Objective: To investigate the predictive indicators and therapeutic targets of gastric cancer using bioinformatics approach and analyze the relations of them with prognosis.
Methods: Three microarray datasets (GSE13911, GSE33651, GSE79973) were downloaded from Gene Expression Omnibus (GEO) database. The differentially expressed genes between gastric cancer samples and normal tissue samples were screened using GEO2R tools. The functional and pathway annotations of the differentially expressed genes were performed by Gene ontology (GO) and Kyoto Encyclopedia of Genes and Genomes (KEGG) analyses, Meanwhile, the protein-protein interaction network (PPI) was constructed using STRING and Cytoscape to pick up the hub genes, and the relations of the hub genes with prognosis were analyzed using the Kaplan-Meier plotter database. 

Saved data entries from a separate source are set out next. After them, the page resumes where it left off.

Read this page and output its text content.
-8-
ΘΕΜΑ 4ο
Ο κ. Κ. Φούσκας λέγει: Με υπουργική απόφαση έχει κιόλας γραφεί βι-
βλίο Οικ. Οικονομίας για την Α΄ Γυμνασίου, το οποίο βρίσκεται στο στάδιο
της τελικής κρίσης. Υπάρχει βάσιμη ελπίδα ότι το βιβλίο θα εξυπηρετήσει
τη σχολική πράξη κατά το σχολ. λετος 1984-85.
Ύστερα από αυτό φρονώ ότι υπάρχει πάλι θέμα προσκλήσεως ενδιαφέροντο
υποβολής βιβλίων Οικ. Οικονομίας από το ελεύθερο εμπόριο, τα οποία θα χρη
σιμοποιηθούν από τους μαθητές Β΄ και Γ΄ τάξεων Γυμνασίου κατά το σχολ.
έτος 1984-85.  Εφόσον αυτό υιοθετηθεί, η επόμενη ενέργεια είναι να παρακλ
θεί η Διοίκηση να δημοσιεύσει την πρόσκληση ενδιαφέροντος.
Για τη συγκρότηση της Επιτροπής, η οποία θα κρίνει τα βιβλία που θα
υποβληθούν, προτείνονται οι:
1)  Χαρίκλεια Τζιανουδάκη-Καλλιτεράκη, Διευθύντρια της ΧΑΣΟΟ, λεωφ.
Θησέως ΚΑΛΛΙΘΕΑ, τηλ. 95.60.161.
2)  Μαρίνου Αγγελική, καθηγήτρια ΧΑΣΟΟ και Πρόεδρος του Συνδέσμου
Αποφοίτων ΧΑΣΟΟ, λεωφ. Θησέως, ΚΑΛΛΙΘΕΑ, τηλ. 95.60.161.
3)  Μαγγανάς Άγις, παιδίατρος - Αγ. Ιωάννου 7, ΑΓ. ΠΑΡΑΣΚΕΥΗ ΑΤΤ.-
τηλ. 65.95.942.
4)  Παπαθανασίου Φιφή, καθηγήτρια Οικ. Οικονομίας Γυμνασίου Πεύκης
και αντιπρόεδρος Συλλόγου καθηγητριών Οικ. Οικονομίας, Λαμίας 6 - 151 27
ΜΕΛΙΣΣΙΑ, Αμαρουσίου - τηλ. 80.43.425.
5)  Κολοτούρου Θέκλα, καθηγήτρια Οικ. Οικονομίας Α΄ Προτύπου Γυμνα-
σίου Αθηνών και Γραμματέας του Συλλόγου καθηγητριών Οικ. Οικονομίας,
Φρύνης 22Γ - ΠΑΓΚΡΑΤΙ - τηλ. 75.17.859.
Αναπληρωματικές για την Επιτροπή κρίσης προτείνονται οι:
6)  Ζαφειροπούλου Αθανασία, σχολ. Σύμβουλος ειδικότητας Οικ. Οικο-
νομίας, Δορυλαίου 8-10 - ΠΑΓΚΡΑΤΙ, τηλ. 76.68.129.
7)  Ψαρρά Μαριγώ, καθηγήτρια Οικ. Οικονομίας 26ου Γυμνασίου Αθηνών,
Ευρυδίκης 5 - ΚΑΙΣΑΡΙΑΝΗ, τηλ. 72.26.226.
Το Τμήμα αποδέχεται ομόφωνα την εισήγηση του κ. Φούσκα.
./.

Results: A total of 135 differentially expressed genes were screened, of which 68 were up-regulated and 67 were down-regulated. GO analysis showed that the differentially expressed genes were mainly enriched in biological processes such as signal transduction, calcium ion binding and extracellular exosomes. KEGG analysis revealed that the major enriched pathways of the differentially expressed genes included PI3K/Akt signaling pathways, ECM receptor interactions and focal adhesions. PPI analysis showed that COL1A1, COL1A2, COL4A1, FN1, THBS1, CD44, COL2A1, COL4A2, CXCL8, COL5A1 were the hub genes. Survival analysis showed that except the up-regulation of THBS1, the abnormal expressions of other hub genes were significantly associated with the overall survival of the gastric cancer patients. 
Conclusion: The abnormal expressions of the screened hub genes may be involved in the development and progression of gastric cancer, and could be closely related to the prognosis of gastric cancer patients. These genes may serve as potential predictors and therapeutic targets for further research of gastric cancer.